2.    From the early nineteenth century, British manufacturers also began to seek overseas markets for their cloth. Excluded from the British market by tariff barriers, Indian textiles now faced stiff competition in other international markets. 

While exports of manufactures declined rapidly, export of raw materials increased equally fast. 
    1.    Between 1812 and 1871, the share of raw cotton exports rose from 5 per cent to 35 per cent 
    2.    Indigo used for dyeing cloth was another important export for many decades.
    3.    Opium shipments to China- grew rapidly from the 1820s to become for a while India’s single largest export. Britain grew opium in India and exported it to China with the money earned through this sale, it financed its other imports from China.
Food grain and raw material exports from India to Britain and  the rest of the world increased. But the value of British exports to India was much higher than the value of British imports from India. 
Thus Britain had a ‘trade surplus’ with India.
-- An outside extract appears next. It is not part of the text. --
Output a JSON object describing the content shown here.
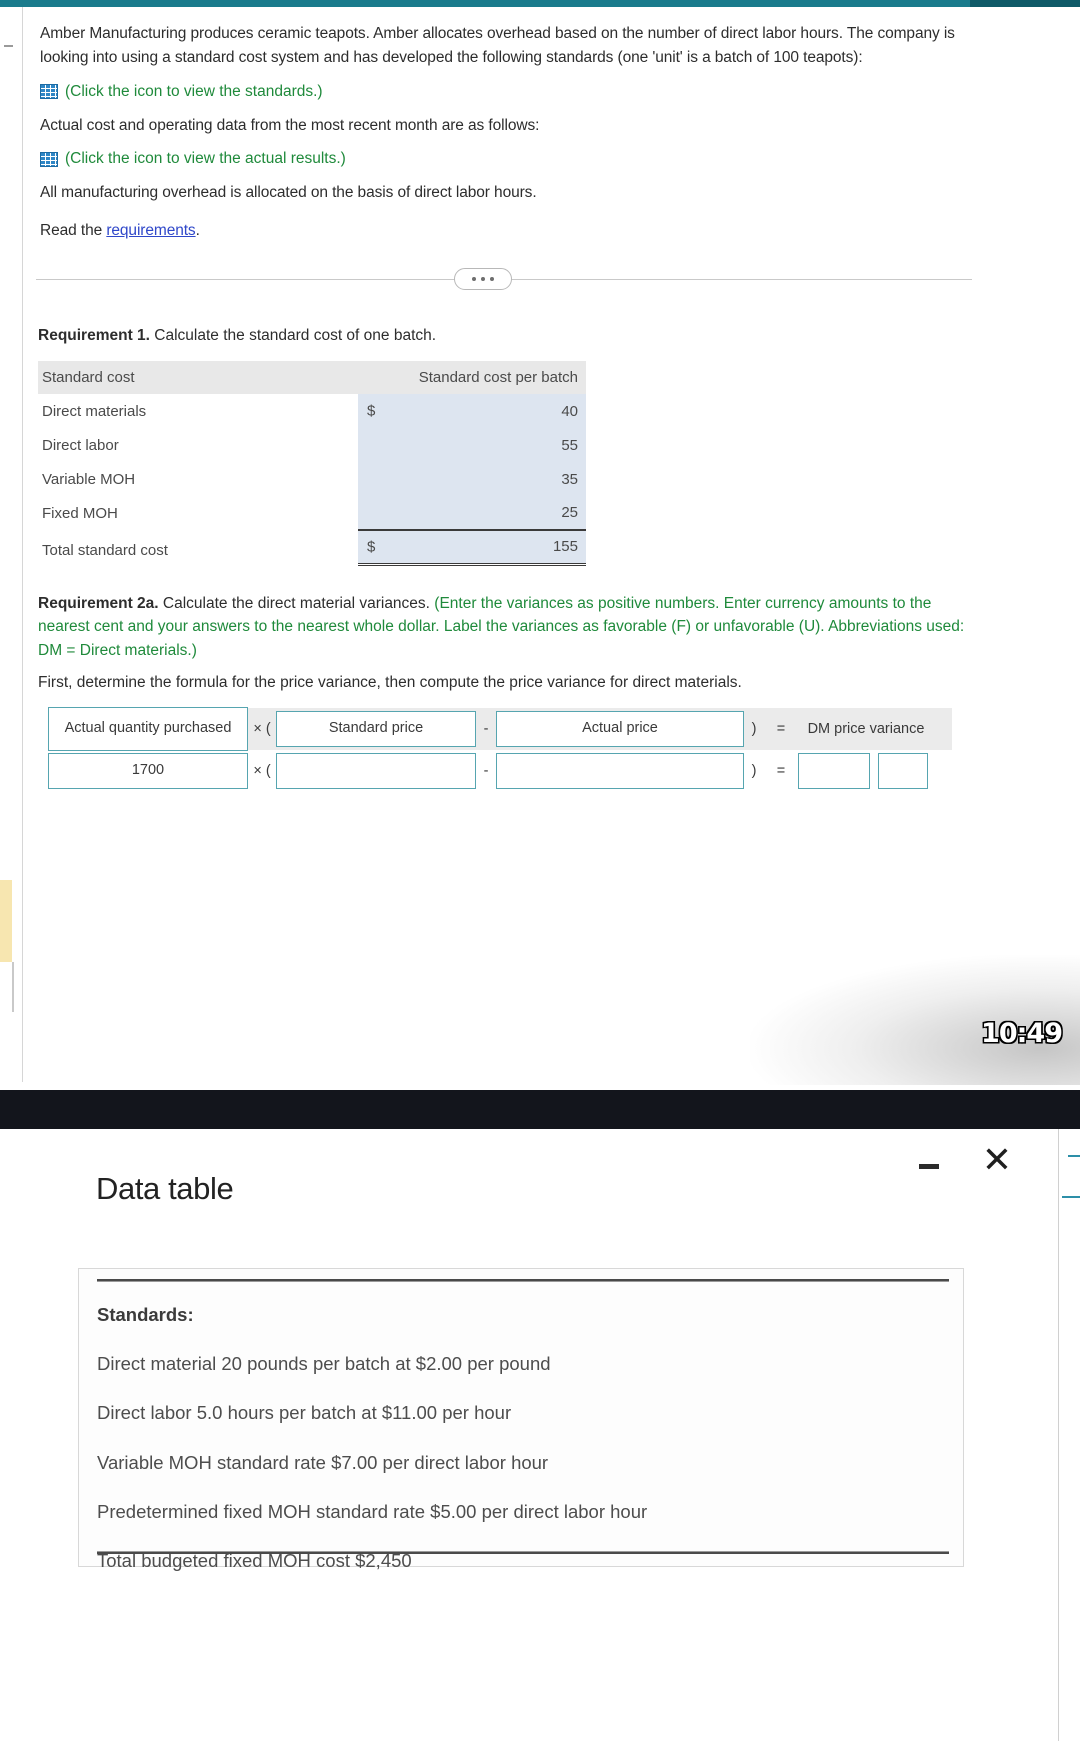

Britain used this to balance its trade deficits with other countries- that is, with countries from which Britain was importing more than it was selling to.
This is how a multilateral settlement system works it allows one country’s deficit with another country to be settled by its surplus with a third country.
Britain’s trade surplus in India also helped pay the so-called ‘home charges’ that included private remittances home by British officials and traders, interest payments on India’s external debt, and pensions of British officials in India.

Illustration 6
Which were the two groups of I world war name the countries of those groups?
Solution
The two groups of the I world war were the Allies and the central powers.
 The Allies Britain, France and Russia (later joined by U.S.)
Central Powers Germany, Austria-Hungry and Ottoman Turkey.

Illustration 7
What was the impacts of I world war on the European Economy?
Solution
    (i)     This was used weapons and Ammunition product in industries which increased the weapon industrialisation on modern lines.
    (ii)     It reduced the able bodied workforce in Europe.
    (iii)     Household income declined because of low number of family members.
    (iv)     The position of women improved in economy.
    (v)    Many fighting countries borrowed funds from developed countries.

Illustration 8
What was ‘Assembly line’ adopted by Henry Ford?
Solution
Production of goods by different persons at different points so that they become expert of the job. That enabled the company to produce goods faster.

Illustration 9
What was the time duration of the great depression.
Solution
It began around 1929 and lasted till 1930’s.